In a strategic report with its results for the year ending September 30, the holding investment company said it received payments of $20m (£13.7m) for the outlicensing of oncology products and diagnostic tests, developed in-house.

But aside from the licensing payments, pre-tax profits were depleted by spending on long-term assets and increased amortisation charges on in-licensed products.

The company, which was founded by the late Sir Allen McClay and now is led by Alan Armstrong, said it continued to invest in research and development to improve services to customers.

It employs 3,554 people, including 2,762 in production. Numbers were up by nearly 8% on the year before.

The highest-paid director received around £637,000, including £50,529 in pension costs.

The company said performance could be affected by market pressure to cut prices, as well as low cost generic drugs.
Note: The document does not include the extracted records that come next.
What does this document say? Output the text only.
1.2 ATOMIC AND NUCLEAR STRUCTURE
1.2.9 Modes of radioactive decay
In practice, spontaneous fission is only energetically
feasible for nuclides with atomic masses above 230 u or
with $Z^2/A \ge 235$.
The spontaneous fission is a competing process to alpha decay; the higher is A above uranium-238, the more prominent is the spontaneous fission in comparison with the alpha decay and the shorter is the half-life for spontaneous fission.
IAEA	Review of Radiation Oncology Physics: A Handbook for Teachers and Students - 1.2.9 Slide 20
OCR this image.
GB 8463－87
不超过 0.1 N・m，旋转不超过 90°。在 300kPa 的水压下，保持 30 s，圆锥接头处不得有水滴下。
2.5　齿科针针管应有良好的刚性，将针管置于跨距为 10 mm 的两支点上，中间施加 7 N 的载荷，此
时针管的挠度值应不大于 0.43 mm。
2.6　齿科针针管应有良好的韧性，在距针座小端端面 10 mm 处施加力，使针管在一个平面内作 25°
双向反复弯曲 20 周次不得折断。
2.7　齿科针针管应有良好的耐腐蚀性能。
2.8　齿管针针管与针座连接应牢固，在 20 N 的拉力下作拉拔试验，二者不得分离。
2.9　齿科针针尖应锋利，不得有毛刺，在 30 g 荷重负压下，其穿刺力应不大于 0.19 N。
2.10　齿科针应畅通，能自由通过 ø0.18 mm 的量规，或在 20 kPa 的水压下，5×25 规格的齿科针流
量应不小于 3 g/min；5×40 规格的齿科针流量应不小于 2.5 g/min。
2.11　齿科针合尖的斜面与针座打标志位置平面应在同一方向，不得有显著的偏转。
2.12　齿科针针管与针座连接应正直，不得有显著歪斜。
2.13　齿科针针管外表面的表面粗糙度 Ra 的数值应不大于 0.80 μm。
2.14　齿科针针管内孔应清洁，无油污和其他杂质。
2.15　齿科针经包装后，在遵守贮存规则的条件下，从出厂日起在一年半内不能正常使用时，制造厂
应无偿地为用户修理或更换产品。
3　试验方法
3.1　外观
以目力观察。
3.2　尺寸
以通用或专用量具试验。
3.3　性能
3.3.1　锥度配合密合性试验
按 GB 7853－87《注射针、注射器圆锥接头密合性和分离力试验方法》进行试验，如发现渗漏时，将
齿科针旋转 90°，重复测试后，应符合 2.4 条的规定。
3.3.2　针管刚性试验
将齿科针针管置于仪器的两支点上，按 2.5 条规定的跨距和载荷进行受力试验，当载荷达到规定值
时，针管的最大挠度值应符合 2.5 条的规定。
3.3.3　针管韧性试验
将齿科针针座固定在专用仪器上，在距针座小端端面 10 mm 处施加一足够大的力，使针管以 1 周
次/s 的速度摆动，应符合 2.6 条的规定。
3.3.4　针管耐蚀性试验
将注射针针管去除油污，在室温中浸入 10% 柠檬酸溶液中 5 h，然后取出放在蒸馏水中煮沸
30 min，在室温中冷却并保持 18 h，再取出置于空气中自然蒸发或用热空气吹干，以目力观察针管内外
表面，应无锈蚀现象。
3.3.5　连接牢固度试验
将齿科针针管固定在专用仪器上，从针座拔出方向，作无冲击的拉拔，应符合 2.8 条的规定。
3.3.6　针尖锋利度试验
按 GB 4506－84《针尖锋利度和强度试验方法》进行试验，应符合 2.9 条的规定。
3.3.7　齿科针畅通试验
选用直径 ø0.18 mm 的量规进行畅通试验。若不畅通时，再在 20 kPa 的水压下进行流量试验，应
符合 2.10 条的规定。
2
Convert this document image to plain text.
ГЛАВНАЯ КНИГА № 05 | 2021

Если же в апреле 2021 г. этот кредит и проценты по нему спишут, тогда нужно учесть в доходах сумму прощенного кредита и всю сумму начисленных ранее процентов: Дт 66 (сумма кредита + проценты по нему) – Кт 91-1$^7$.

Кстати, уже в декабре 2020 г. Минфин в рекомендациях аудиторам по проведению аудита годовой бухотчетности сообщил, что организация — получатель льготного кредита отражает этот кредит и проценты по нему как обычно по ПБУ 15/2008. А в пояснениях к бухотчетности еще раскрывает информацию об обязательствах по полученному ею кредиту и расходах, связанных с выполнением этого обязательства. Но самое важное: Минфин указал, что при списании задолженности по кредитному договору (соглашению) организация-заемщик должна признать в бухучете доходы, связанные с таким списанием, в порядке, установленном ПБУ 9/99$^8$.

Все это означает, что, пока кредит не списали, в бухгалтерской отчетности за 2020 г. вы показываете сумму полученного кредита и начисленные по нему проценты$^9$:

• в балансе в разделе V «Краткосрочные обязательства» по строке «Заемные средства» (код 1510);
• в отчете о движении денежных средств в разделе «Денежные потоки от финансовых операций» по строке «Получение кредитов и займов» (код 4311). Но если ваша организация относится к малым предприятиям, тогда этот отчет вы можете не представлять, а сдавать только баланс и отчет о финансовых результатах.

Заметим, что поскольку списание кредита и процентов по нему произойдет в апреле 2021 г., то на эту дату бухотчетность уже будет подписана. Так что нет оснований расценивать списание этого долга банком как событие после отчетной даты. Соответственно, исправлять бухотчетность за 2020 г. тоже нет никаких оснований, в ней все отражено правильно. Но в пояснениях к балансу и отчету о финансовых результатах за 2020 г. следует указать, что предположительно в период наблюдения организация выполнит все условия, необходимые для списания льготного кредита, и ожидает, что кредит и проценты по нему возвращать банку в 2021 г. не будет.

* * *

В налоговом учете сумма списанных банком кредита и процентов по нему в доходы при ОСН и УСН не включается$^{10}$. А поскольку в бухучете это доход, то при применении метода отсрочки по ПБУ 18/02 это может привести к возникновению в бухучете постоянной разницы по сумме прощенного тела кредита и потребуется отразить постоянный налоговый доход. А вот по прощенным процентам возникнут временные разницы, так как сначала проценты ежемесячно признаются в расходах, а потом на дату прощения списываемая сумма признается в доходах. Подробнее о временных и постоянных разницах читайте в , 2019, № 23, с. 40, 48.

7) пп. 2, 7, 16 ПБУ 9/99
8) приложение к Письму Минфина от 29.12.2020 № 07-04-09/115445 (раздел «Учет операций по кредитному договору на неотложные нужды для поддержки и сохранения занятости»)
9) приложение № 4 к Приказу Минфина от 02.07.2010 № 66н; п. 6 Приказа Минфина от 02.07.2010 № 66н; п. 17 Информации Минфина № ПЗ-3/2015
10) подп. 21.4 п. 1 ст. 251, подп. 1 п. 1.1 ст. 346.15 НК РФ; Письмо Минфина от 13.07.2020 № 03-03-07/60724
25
In addition, countries with lower labour costs were also creating competition by providing services at a lower cost.

The firm said most of its revenues and expenses were conducted in sterling but that it had its main foreign exchange exposure to US dollars.

The firm spent £5.4m on research and development, which was up from £4m a year earlier.

Last year Almac and Queen's announced they had created a new therapeutic drug to slow tumour growth in the advanced stages of ovarian cancer. The firm also acquired Arran Chemicals in the Republic.